Мои варшавские друзья, старые и новые, обещали прийти на вокзал проводить меня. Не люблю я самой процедуры долгих прощаний, да и вообще — прощаний.

Очень жалею, что мне не удалось после литературного вечера, на котором был Михал Забэйда-Сумицкий, зайти к нему и еще раз поблагодарить за его неповторимые песни и за участие в организации моего турне. Мы все с ним встречаемся на шумных перекрестках, и ни разу не довелось нам посидеть в спокойной домашней обстановке, поговорить о литературе, искусстве. А теперь, когда на каждом углу висят плакаты, призывающие к обороне, к готовности сражаться (а это значит, что опасность войны вплотную приблизилась к нам),— кто знает, когда снова сойдутся наши крутые пути-дороги?


5 июля


Этот Враль Вралевич Эссерман

От папаши (если разобраться)

Получил в наследство красный бант

И мировоззрение тунеядца.


Все чаще и чаще убегаю в страну Иронии — убегаю от непрошеных гостей, затхлого воздуха и банальности. Приехал по своим делам мой земляк Н. Соседи о нем когда-то говорили: очень любит на сенокосе закосить за чужую межу, на поле зажать чужое жито, на базаре выторговать, в корчме выпить и покурить на чужие деньги, а у попа получить отпущение грехов за тухлые яйца.

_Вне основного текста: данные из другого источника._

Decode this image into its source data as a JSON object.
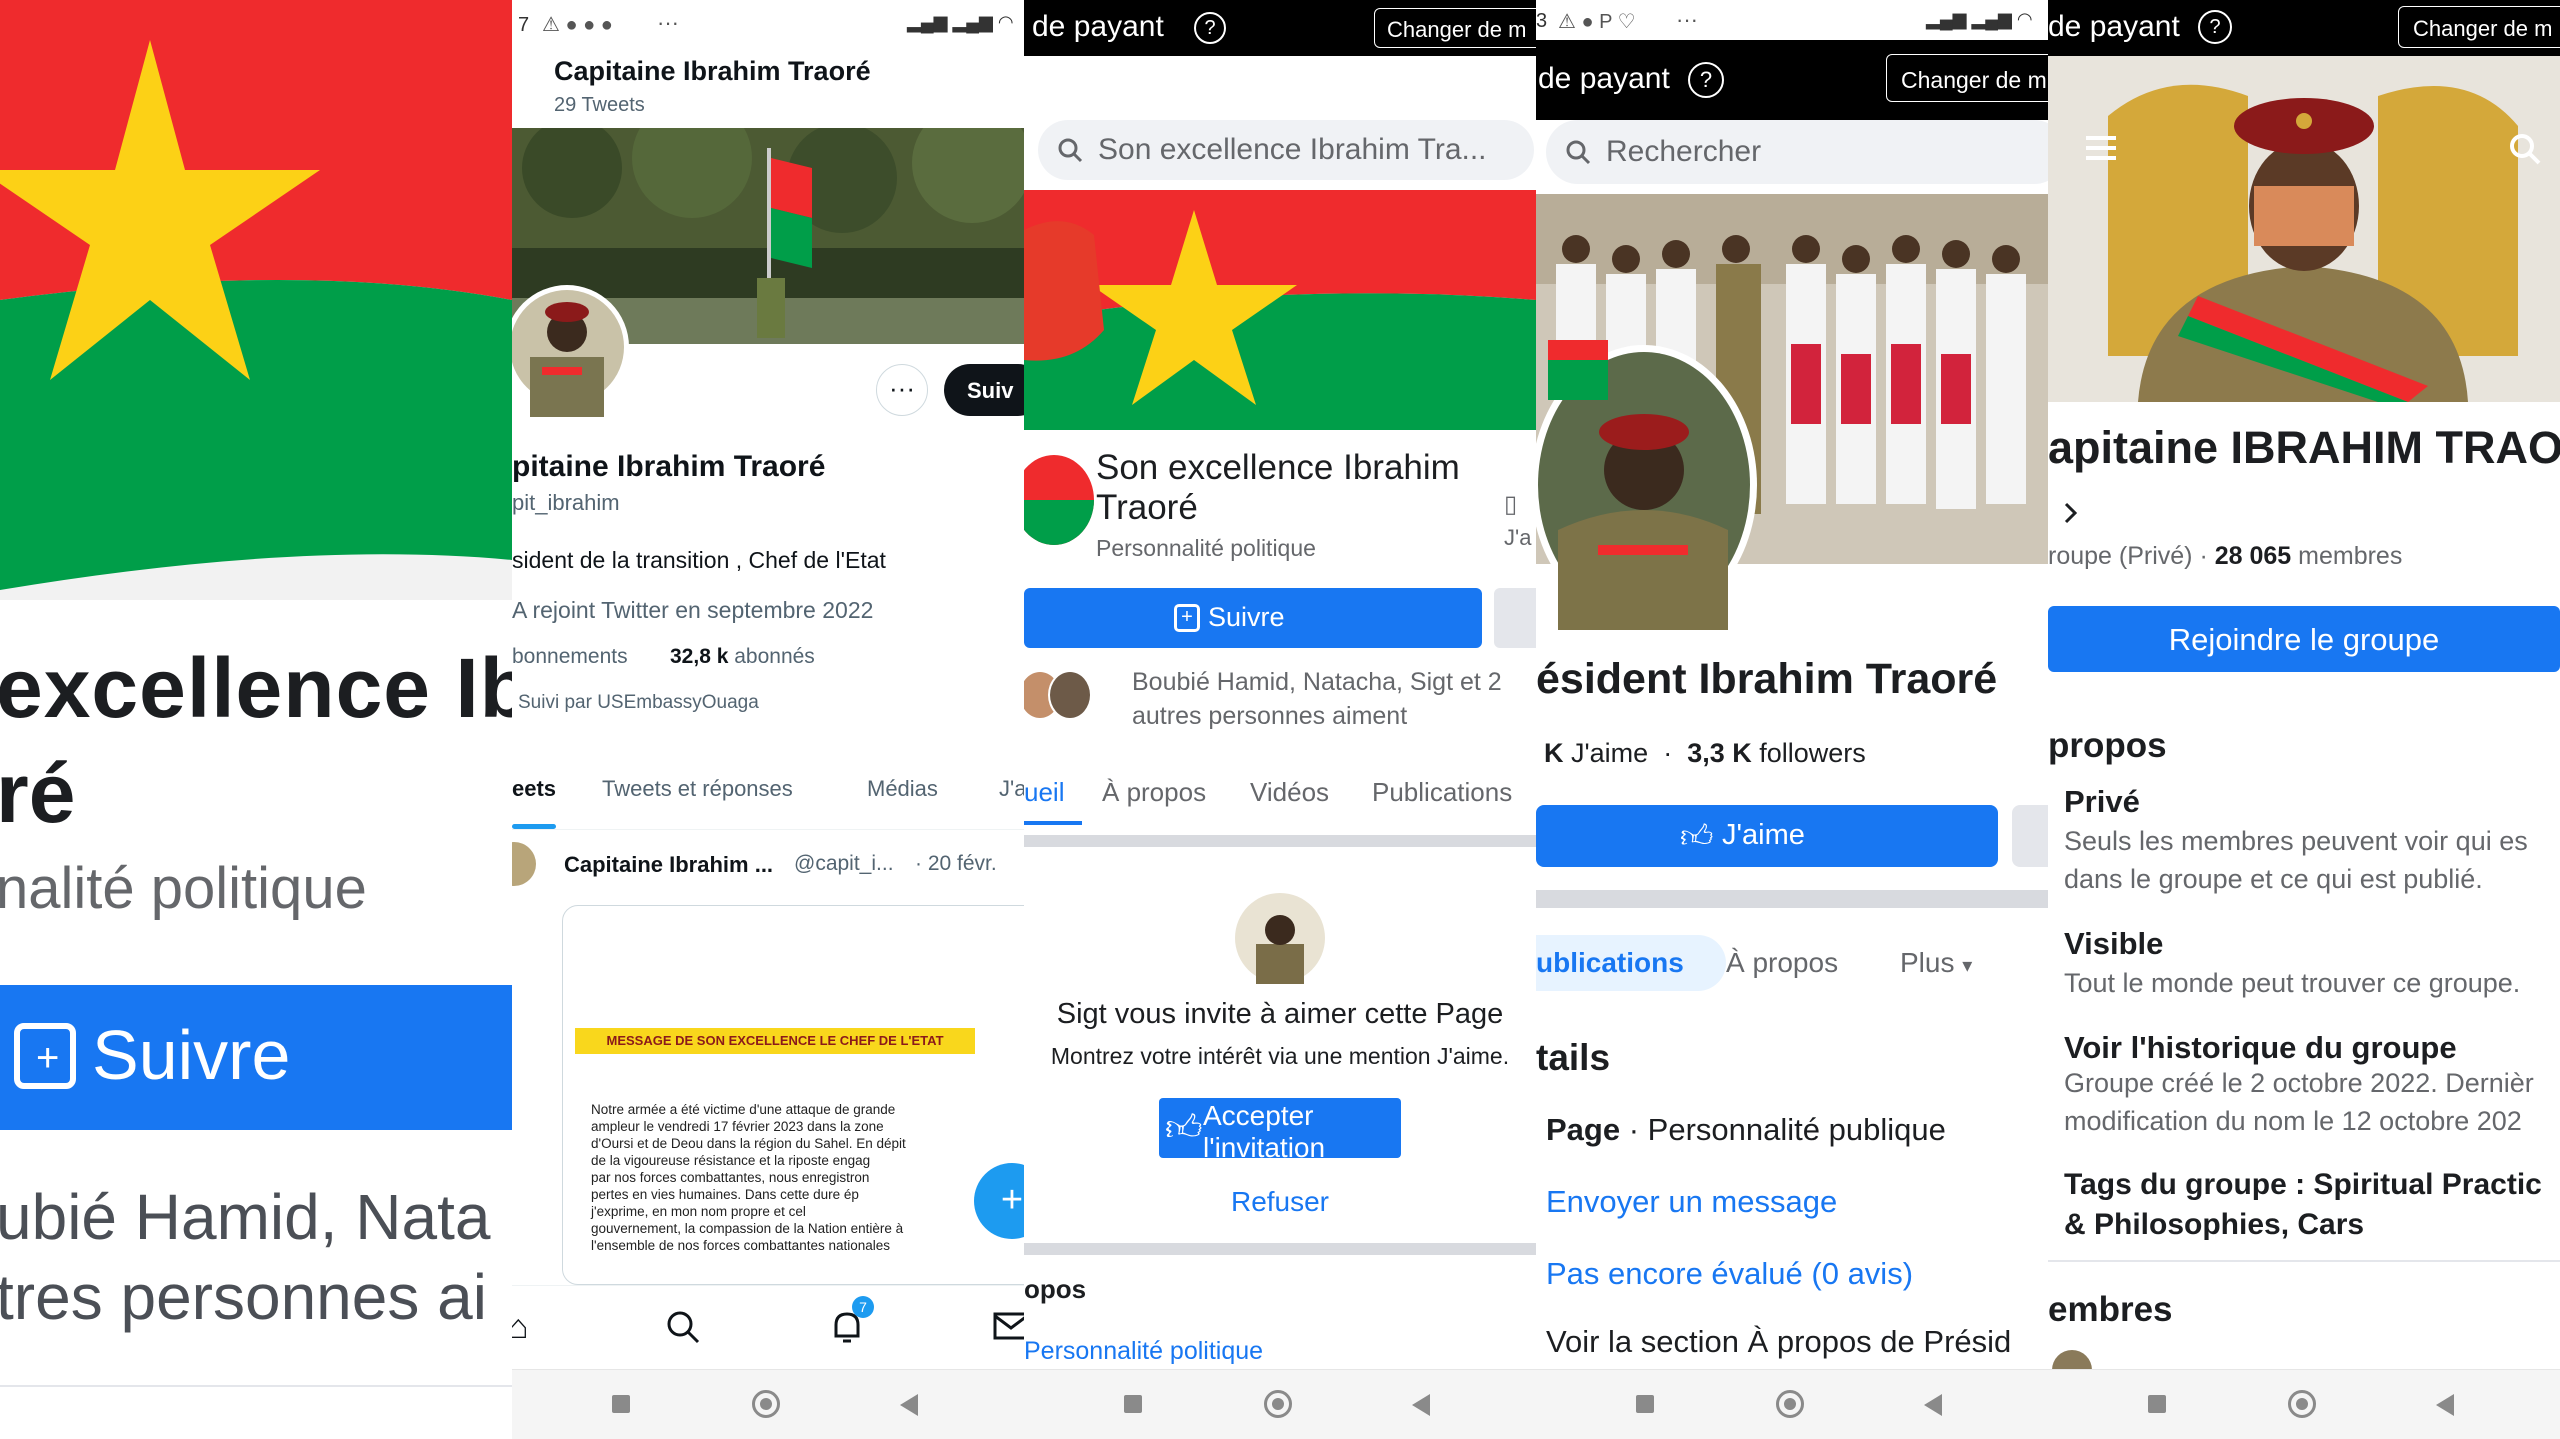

На Цвинтарной встретился с Настей Стефанович. В 1932 году она больше двух месяцев прятала меня от всяких легавых. Мужа ее, сапожника, дома не застал. А жаль, Я все не теряю надежды при помощи друзей подыскать хоть какую-нибудь работу Кастусю. Сегодня рассказал ему про свои варшавские встречи, впечатления. А он про свои невеселые дела. Голодает. Хорошо, что Лю позвала на обед, и ее мама, чем могла, накормила нас. И все же, несмотря на все невзгоды, Кастусь держится, как солдат на своем посту, хоть те, что его поставили, может, давно и забыли про этот участок фронта. И он сам это знает. Но все равно — не падает духом. Я с восхищением смотрю на него и вспоминаю балладу Н. Тихонова о гвоздях.


6 июля


В рукописный фонд Белорусского музея отнес очередную порцию грипсов — тюремных стихов. Нужно будет посоветоваться с Кастусем, что с ними делать. Маленькое утешение, что, спасенные из тюрьмы, они, как забальзамированные, будут лежать в музее. Ищу июньский номер «Литературы и искусства». Слышал от Я. Шутовича, что там напечатана остроумная статья-памфлет Михася Лынькова «Про некоторых Угрюм-Бурчеевых, или Приключения одного Лингвиста».

Легенда нашего времени: Маркони будто бы покончил самоубийством, чтобы только не отдать Муссолини открытые им лучи смерти.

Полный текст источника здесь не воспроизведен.